Three photos. The first is of the original "Ecce Homo" painting. The second is of the damaged version. The third is of the botched restoration of the painting.

“Ecce Homo” is a famous painting of Jesus by Spanish painter Elías García Martínez. Cecilia Giménez, a woman in her 80s, tried to restore the damaged painting but ended up destroying it in the process.
Image courtesy of Observatorio de Restauracion via Flickr Creative Commons.

The recent restoration of the 16th-century St. George wooden statue displayed at St. Michael’s Church in Estella, Spain is being compared to 2012’s infamous botched restoration of “Ecce Homo,” a painting of Jesus.

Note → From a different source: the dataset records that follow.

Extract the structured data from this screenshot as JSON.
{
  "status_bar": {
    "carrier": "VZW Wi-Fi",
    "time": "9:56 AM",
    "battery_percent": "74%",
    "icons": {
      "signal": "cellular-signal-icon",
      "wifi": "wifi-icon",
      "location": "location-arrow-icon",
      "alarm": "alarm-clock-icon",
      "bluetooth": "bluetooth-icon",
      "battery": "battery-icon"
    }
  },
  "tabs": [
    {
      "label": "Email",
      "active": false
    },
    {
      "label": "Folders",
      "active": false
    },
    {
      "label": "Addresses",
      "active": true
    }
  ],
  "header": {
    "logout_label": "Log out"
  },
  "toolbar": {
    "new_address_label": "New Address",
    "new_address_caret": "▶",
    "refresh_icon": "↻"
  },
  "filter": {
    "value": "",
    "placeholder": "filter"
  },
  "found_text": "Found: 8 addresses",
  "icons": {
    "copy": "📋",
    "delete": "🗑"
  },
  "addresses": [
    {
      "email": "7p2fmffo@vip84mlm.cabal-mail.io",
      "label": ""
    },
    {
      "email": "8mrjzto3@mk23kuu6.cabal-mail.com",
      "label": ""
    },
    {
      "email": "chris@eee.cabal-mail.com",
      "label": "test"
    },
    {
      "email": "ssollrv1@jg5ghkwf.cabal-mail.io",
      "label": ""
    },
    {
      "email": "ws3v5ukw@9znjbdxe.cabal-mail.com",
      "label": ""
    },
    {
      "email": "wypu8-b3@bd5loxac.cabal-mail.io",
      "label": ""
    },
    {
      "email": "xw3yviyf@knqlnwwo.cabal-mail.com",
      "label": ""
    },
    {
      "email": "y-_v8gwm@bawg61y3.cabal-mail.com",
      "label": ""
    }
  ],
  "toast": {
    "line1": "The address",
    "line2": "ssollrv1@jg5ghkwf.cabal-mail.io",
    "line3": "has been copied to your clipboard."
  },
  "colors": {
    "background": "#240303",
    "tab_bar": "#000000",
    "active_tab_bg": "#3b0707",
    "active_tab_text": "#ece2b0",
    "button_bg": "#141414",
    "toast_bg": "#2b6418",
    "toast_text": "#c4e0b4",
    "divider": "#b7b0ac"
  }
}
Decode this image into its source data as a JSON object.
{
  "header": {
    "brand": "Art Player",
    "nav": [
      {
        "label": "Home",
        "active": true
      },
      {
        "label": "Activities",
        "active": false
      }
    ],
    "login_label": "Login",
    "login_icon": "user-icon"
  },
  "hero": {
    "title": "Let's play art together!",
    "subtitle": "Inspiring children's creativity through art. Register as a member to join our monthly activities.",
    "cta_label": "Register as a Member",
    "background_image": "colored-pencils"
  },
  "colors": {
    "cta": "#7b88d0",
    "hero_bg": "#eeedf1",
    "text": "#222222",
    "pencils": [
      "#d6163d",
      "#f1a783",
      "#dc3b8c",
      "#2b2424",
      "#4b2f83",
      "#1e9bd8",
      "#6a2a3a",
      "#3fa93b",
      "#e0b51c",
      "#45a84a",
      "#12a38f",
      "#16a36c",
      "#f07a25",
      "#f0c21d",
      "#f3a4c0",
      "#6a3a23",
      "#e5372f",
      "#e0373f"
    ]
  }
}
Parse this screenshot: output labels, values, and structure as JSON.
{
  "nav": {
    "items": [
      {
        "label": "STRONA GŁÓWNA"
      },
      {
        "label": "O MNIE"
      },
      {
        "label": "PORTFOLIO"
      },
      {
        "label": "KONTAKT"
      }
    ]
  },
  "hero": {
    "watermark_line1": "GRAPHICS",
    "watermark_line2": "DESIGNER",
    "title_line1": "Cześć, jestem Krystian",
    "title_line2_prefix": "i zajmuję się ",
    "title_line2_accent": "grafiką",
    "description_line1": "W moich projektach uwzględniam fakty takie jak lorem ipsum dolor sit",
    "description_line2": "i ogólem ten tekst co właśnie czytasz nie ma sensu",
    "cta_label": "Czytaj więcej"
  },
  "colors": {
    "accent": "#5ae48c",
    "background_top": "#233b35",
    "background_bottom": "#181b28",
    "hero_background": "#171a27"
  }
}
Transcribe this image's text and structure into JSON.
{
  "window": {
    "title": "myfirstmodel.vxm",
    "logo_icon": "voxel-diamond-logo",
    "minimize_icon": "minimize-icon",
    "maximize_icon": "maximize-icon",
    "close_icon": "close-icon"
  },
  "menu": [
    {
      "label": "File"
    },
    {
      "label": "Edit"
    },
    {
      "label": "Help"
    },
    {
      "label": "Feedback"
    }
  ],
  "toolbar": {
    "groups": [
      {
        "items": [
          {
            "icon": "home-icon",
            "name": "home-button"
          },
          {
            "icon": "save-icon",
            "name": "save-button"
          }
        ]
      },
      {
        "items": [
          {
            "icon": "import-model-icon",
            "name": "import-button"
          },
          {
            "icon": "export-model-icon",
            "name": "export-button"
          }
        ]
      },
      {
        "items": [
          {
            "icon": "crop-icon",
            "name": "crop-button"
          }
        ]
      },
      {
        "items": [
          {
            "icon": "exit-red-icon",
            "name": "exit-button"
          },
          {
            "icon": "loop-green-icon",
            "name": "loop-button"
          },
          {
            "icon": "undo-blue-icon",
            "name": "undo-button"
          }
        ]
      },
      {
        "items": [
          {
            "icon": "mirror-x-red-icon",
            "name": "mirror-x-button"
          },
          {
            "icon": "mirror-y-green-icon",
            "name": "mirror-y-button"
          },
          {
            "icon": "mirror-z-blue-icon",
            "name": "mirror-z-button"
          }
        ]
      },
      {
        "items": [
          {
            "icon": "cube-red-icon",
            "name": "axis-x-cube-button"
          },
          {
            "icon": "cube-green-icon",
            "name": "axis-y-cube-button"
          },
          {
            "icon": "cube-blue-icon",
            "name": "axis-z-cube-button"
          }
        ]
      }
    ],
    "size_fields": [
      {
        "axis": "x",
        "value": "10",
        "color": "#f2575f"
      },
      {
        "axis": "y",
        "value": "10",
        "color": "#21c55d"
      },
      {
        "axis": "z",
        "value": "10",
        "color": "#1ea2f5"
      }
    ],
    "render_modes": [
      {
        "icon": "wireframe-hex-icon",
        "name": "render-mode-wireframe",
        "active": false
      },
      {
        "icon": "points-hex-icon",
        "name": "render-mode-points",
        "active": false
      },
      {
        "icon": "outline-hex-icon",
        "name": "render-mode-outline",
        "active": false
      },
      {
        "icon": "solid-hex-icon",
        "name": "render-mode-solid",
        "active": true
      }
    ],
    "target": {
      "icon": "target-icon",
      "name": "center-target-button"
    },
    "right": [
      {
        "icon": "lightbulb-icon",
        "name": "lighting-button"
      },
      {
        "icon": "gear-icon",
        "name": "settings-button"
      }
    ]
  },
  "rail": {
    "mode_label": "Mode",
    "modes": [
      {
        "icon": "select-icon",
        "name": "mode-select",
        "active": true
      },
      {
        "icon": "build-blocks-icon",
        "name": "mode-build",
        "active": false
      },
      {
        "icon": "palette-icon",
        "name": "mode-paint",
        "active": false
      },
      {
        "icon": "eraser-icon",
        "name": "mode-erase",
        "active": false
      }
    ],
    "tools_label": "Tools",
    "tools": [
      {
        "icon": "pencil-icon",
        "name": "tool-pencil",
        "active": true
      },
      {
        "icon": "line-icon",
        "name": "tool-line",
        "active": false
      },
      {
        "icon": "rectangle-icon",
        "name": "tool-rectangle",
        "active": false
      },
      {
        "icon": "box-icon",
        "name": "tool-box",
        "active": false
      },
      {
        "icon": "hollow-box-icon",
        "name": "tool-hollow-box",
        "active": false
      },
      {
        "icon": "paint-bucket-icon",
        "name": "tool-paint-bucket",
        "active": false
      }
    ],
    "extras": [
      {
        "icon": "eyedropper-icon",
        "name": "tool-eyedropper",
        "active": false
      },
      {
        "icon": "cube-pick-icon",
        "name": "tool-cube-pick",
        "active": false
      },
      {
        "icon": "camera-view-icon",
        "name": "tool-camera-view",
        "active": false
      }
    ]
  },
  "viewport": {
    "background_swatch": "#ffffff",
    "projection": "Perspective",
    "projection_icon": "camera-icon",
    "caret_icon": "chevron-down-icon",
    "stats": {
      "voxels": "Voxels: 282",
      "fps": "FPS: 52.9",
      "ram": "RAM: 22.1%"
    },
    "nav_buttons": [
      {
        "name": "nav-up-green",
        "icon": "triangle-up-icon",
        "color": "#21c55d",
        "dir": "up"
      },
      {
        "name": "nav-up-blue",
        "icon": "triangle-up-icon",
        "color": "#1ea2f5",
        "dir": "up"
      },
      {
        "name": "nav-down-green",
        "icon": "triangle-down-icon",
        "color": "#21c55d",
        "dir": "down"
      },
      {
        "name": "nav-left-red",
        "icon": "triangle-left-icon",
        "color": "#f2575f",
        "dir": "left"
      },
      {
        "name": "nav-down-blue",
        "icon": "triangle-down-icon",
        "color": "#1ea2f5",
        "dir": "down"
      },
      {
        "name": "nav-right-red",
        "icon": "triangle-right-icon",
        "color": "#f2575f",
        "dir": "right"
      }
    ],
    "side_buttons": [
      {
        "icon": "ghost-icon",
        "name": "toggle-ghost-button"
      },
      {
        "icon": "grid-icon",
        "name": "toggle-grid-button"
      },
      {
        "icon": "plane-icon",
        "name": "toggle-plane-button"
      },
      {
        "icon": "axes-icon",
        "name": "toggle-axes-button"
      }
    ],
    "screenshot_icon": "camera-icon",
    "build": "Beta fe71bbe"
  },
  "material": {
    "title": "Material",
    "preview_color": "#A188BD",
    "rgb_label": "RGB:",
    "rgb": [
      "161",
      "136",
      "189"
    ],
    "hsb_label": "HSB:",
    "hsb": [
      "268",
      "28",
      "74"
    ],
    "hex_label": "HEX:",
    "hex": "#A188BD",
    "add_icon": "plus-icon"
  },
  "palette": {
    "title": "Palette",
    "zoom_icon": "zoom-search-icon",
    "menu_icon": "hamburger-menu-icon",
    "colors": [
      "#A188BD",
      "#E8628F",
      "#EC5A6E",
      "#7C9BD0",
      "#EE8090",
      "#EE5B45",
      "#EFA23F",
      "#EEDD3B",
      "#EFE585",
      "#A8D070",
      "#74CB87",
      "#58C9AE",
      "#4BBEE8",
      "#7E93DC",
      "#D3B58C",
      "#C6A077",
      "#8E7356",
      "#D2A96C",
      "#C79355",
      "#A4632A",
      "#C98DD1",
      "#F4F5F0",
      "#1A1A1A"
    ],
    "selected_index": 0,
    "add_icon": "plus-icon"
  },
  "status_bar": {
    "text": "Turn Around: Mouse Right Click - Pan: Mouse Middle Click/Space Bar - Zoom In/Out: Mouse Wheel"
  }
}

“‘Navarre’s Ecce Homo’: Another church in Spain falls victim to a well-intentioned restorer,” a CNN headline reads.

Other outlets, such as ABC, are comparing the statue restoration to the comic book character Tintin. Meanwhile, backlash immediately ensued on Twitter and other social media after photos of the retouched sculpture were revealed. Many social media users said the statue now looks like a Playmobil toy.

Obviously, the restoration of the statue was not done by a restoration specialist. Much like the restoration of “Ecce Homo,” the bungled statue touch-ups were also done by a novice artist—a local arts and crafts teacher. However, the teacher allegedly was not asked to touch up the sculpture at all; she was simply supposed to clean it.

Instead, “… it was returned with a flushed face and bright armor, looking much like a Disney character,” ABC reported.

Unfortunately, the restoration was not authorized by the Navarra region’s heritage institution. The authorities were notified about the restoration attempt, but the damage was done before anything could be done about it.

However, there remains a sliver of optimism. In the case of the infamous restoration of “Ecce Homo,” thousands of tourists came to visit Borja—the town where the “restored” painting resides. According to The New York Times, local vineyards have fought over who has the rights to use the image of the mismanaged “Ecce Homo” on their own wine labels. A comic opera was even inspired by the debacle.

Although it’s likely the original colors and details of the statue in Estella have been lost forever, The New York Times considers whether another tourist boom might boost the church and Estella’s popularity, just as the botched restoration of “Ecce Homo” did for the town of Borja.